Obviously, I was outraged for the six days I didn’t have Internet or TV. However, in the end I was pleased with the fast response and one day turn around to have a technician out to my house. It is unfortunately that an insignificant feature was the beginning of a six day service interruption. Since these issues occurred, my service has worked flawlessly. AT&T U-verse has added numerous HD channels and successfully pushed out a service update to my DVR.

Overall, I am very satisfied with AT&T U-verse from price, to quality, to service. I would highly recommend the AT&T U-verse service. When put side-by-side with Time Warner, they offer much more for the money. It is unfortunate that they have received a bad reputation from local cable providers to a few angry customers.
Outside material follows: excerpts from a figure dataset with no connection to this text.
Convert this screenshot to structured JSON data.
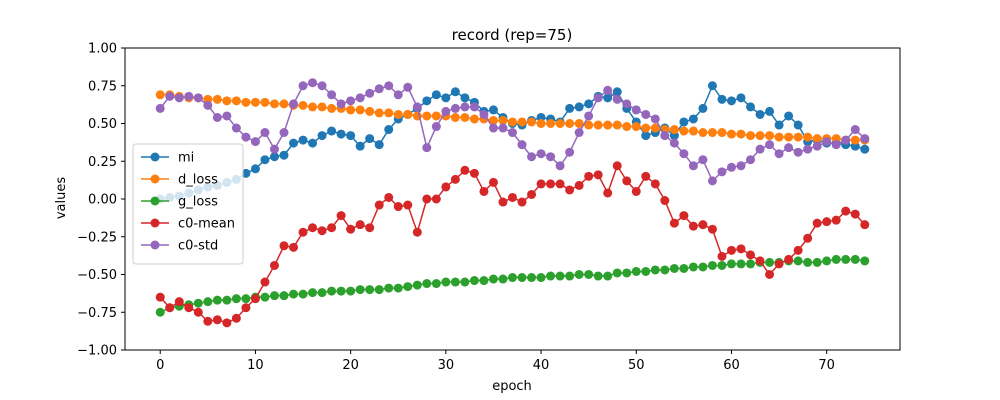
{
  "chart_data": {
    "type": "line",
    "title": "record (rep=75)",
    "xlabel": "epoch",
    "ylabel": "values",
    "xlim": [
      -3.7,
      77.7
    ],
    "ylim": [
      -1.0,
      1.0
    ],
    "xticks": [
      0,
      10,
      20,
      30,
      40,
      50,
      60,
      70
    ],
    "yticks": [
      -1.0,
      -0.75,
      -0.5,
      -0.25,
      0.0,
      0.25,
      0.5,
      0.75,
      1.0
    ],
    "ytick_labels": [
      "−1.00",
      "−0.75",
      "−0.50",
      "−0.25",
      "0.00",
      "0.25",
      "0.50",
      "0.75",
      "1.00"
    ],
    "grid": false,
    "legend_position": "center-left",
    "x": [
      0,
      1,
      2,
      3,
      4,
      5,
      6,
      7,
      8,
      9,
      10,
      11,
      12,
      13,
      14,
      15,
      16,
      17,
      18,
      19,
      20,
      21,
      22,
      23,
      24,
      25,
      26,
      27,
      28,
      29,
      30,
      31,
      32,
      33,
      34,
      35,
      36,
      37,
      38,
      39,
      40,
      41,
      42,
      43,
      44,
      45,
      46,
      47,
      48,
      49,
      50,
      51,
      52,
      53,
      54,
      55,
      56,
      57,
      58,
      59,
      60,
      61,
      62,
      63,
      64,
      65,
      66,
      67,
      68,
      69,
      70,
      71,
      72,
      73,
      74
    ],
    "series": [
      {
        "name": "mi",
        "color": "#1f77b4",
        "values": [
          0.0,
          0.01,
          0.02,
          0.04,
          0.06,
          0.08,
          0.09,
          0.11,
          0.13,
          0.17,
          0.2,
          0.26,
          0.28,
          0.29,
          0.37,
          0.39,
          0.37,
          0.42,
          0.45,
          0.43,
          0.42,
          0.35,
          0.4,
          0.36,
          0.46,
          0.53,
          0.56,
          0.6,
          0.65,
          0.69,
          0.67,
          0.71,
          0.67,
          0.64,
          0.58,
          0.59,
          0.54,
          0.5,
          0.49,
          0.52,
          0.54,
          0.53,
          0.51,
          0.6,
          0.61,
          0.63,
          0.68,
          0.67,
          0.71,
          0.6,
          0.51,
          0.42,
          0.44,
          0.47,
          0.42,
          0.51,
          0.53,
          0.6,
          0.75,
          0.66,
          0.65,
          0.67,
          0.61,
          0.56,
          0.58,
          0.49,
          0.55,
          0.49,
          0.38,
          0.39,
          0.37,
          0.37,
          0.36,
          0.35,
          0.33
        ]
      },
      {
        "name": "d_loss",
        "color": "#ff7f0e",
        "values": [
          0.69,
          0.69,
          0.68,
          0.67,
          0.67,
          0.66,
          0.66,
          0.65,
          0.65,
          0.64,
          0.64,
          0.64,
          0.63,
          0.63,
          0.62,
          0.62,
          0.61,
          0.61,
          0.6,
          0.6,
          0.59,
          0.59,
          0.58,
          0.57,
          0.57,
          0.56,
          0.56,
          0.55,
          0.55,
          0.55,
          0.55,
          0.54,
          0.54,
          0.53,
          0.53,
          0.52,
          0.52,
          0.51,
          0.51,
          0.51,
          0.5,
          0.5,
          0.5,
          0.5,
          0.5,
          0.49,
          0.49,
          0.49,
          0.49,
          0.48,
          0.48,
          0.47,
          0.47,
          0.46,
          0.46,
          0.45,
          0.45,
          0.44,
          0.44,
          0.44,
          0.43,
          0.43,
          0.42,
          0.42,
          0.42,
          0.41,
          0.41,
          0.41,
          0.41,
          0.4,
          0.4,
          0.4,
          0.39,
          0.39,
          0.39
        ]
      },
      {
        "name": "g_loss",
        "color": "#2ca02c",
        "values": [
          -0.75,
          -0.72,
          -0.71,
          -0.7,
          -0.69,
          -0.68,
          -0.67,
          -0.67,
          -0.66,
          -0.66,
          -0.65,
          -0.65,
          -0.64,
          -0.64,
          -0.63,
          -0.63,
          -0.62,
          -0.62,
          -0.61,
          -0.61,
          -0.61,
          -0.6,
          -0.6,
          -0.6,
          -0.59,
          -0.59,
          -0.58,
          -0.57,
          -0.56,
          -0.56,
          -0.55,
          -0.55,
          -0.55,
          -0.54,
          -0.54,
          -0.53,
          -0.53,
          -0.52,
          -0.52,
          -0.52,
          -0.52,
          -0.51,
          -0.51,
          -0.51,
          -0.5,
          -0.5,
          -0.51,
          -0.51,
          -0.49,
          -0.49,
          -0.48,
          -0.48,
          -0.47,
          -0.47,
          -0.46,
          -0.46,
          -0.45,
          -0.45,
          -0.44,
          -0.44,
          -0.43,
          -0.43,
          -0.43,
          -0.42,
          -0.42,
          -0.42,
          -0.41,
          -0.41,
          -0.42,
          -0.42,
          -0.41,
          -0.4,
          -0.4,
          -0.4,
          -0.41
        ]
      },
      {
        "name": "c0-mean",
        "color": "#d62728",
        "values": [
          -0.65,
          -0.72,
          -0.68,
          -0.72,
          -0.75,
          -0.81,
          -0.8,
          -0.82,
          -0.79,
          -0.72,
          -0.66,
          -0.55,
          -0.44,
          -0.31,
          -0.32,
          -0.22,
          -0.19,
          -0.21,
          -0.19,
          -0.11,
          -0.2,
          -0.17,
          -0.19,
          -0.04,
          0.01,
          -0.05,
          -0.04,
          -0.22,
          0.0,
          0.0,
          0.08,
          0.13,
          0.19,
          0.17,
          0.05,
          0.11,
          -0.02,
          0.01,
          -0.02,
          0.03,
          0.1,
          0.1,
          0.1,
          0.06,
          0.09,
          0.15,
          0.16,
          0.04,
          0.22,
          0.12,
          0.05,
          0.15,
          0.1,
          -0.01,
          -0.16,
          -0.11,
          -0.18,
          -0.17,
          -0.2,
          -0.38,
          -0.34,
          -0.33,
          -0.37,
          -0.41,
          -0.5,
          -0.43,
          -0.4,
          -0.34,
          -0.26,
          -0.16,
          -0.15,
          -0.14,
          -0.08,
          -0.1,
          -0.17
        ]
      },
      {
        "name": "c0-std",
        "color": "#9467bd",
        "values": [
          0.6,
          0.68,
          0.67,
          0.68,
          0.67,
          0.62,
          0.54,
          0.55,
          0.47,
          0.41,
          0.38,
          0.44,
          0.33,
          0.44,
          0.63,
          0.75,
          0.77,
          0.75,
          0.69,
          0.63,
          0.65,
          0.67,
          0.7,
          0.73,
          0.75,
          0.69,
          0.74,
          0.61,
          0.34,
          0.48,
          0.58,
          0.6,
          0.61,
          0.61,
          0.56,
          0.47,
          0.47,
          0.44,
          0.36,
          0.28,
          0.3,
          0.28,
          0.22,
          0.31,
          0.44,
          0.55,
          0.67,
          0.72,
          0.66,
          0.63,
          0.59,
          0.56,
          0.53,
          0.42,
          0.37,
          0.3,
          0.22,
          0.26,
          0.12,
          0.18,
          0.21,
          0.22,
          0.26,
          0.33,
          0.36,
          0.3,
          0.34,
          0.31,
          0.33,
          0.35,
          0.38,
          0.36,
          0.39,
          0.46,
          0.4
        ]
      }
    ]
  }
}
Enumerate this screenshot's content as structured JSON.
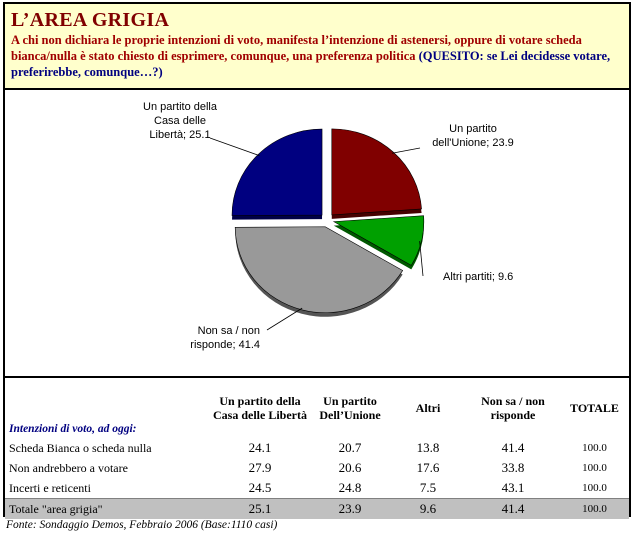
{
  "title": "L’AREA GRIGIA",
  "intro": {
    "text": "A chi non dichiara le proprie intenzioni di voto, manifesta l’intenzione di astenersi, oppure di votare scheda bianca/nulla è stato chiesto di esprimere, comunque, una preferenza politica",
    "question": "(QUESITO: se Lei decidesse votare, preferirebbe, comunque…?)"
  },
  "chart_data": {
    "type": "pie",
    "slices": [
      {
        "label": "Un partito dell'Unione",
        "value": 23.9,
        "color": "#800000"
      },
      {
        "label": "Altri partiti",
        "value": 9.6,
        "color": "#00a000"
      },
      {
        "label": "Non sa / non risponde",
        "value": 41.4,
        "color": "#999999"
      },
      {
        "label": "Un partito della Casa delle Libertà",
        "value": 25.1,
        "color": "#000080"
      }
    ],
    "data_labels": [
      [
        "Un partito",
        "dell'Unione; 23.9"
      ],
      [
        "Altri partiti; 9.6"
      ],
      [
        "Non sa / non",
        "risponde; 41.4"
      ],
      [
        "Un partito della",
        "Casa delle",
        "Libertà; 25.1"
      ]
    ]
  },
  "table": {
    "row_header": "Intenzioni di voto, ad oggi:",
    "columns": [
      "Un partito della Casa delle Libertà",
      "Un partito Dell’Unione",
      "Altri",
      "Non sa / non risponde",
      "TOTALE"
    ],
    "rows": [
      {
        "label": "Scheda Bianca o scheda nulla",
        "values": [
          "24.1",
          "20.7",
          "13.8",
          "41.4",
          "100.0"
        ]
      },
      {
        "label": "Non andrebbero a votare",
        "values": [
          "27.9",
          "20.6",
          "17.6",
          "33.8",
          "100.0"
        ]
      },
      {
        "label": "Incerti e reticenti",
        "values": [
          "24.5",
          "24.8",
          "7.5",
          "43.1",
          "100.0"
        ]
      },
      {
        "label": "Totale \"area grigia\"",
        "values": [
          "25.1",
          "23.9",
          "9.6",
          "41.4",
          "100.0"
        ]
      }
    ]
  },
  "source": "Fonte: Sondaggio Demos, Febbraio 2006 (Base:1110 casi)"
}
Here are a few pro’s and con’s from my experiences.


  • Great price for the services offered
  • Tons of HD channels
  • Total Home DVR
  • Multiple Internet Speeds and TV Packages to choose from
  • 14-day program guide
  • Picture-in-picture channel surfing
  • On-screen interactive features include traffic, sports scores, games and weather.
  • Ability to show all or only selected channels in your program guide
  • Satellite-style features through a land-line
  • SD channels are much higher quality than cable
  • 2-Wire Home Gateway works very well and has a strong wireless signal


  • Brittle technology
  • Rare stuttering and audio/ sync issues
  • Older in-home wiring doesn’t work well with the service
  • Lower-level technical support is obviously off-shored
  • No picture-in-picture viewing
  • HD Quality is very good, but not as good as Time Warner
  • DVR and Receivers are Windows CE-based, so they need a restart every once in a while
  • Recorded shows will not play unless it is connected to the TV service

If you do signup for service, here are a few notes to help you with the installation experience:

  • Most installers will consider a receiver or gateway that syncs up good enough, ask your installer to verify signal on all your TV’s before leaving. It might not bad idea to power cycle the gateway before the technician leaves to make sure it syncs back up.
  • Verify that your Total Home DVR works from all TV’s
  • Check a ticker. Head to your favorite news channel and be sure there is no stuttering or voice sync issues.
  • Be sure you can connect to the wireless Internet (if necessary).
  • Do a simple test at DSLReports or to check that your Internet speeds are what you paying for.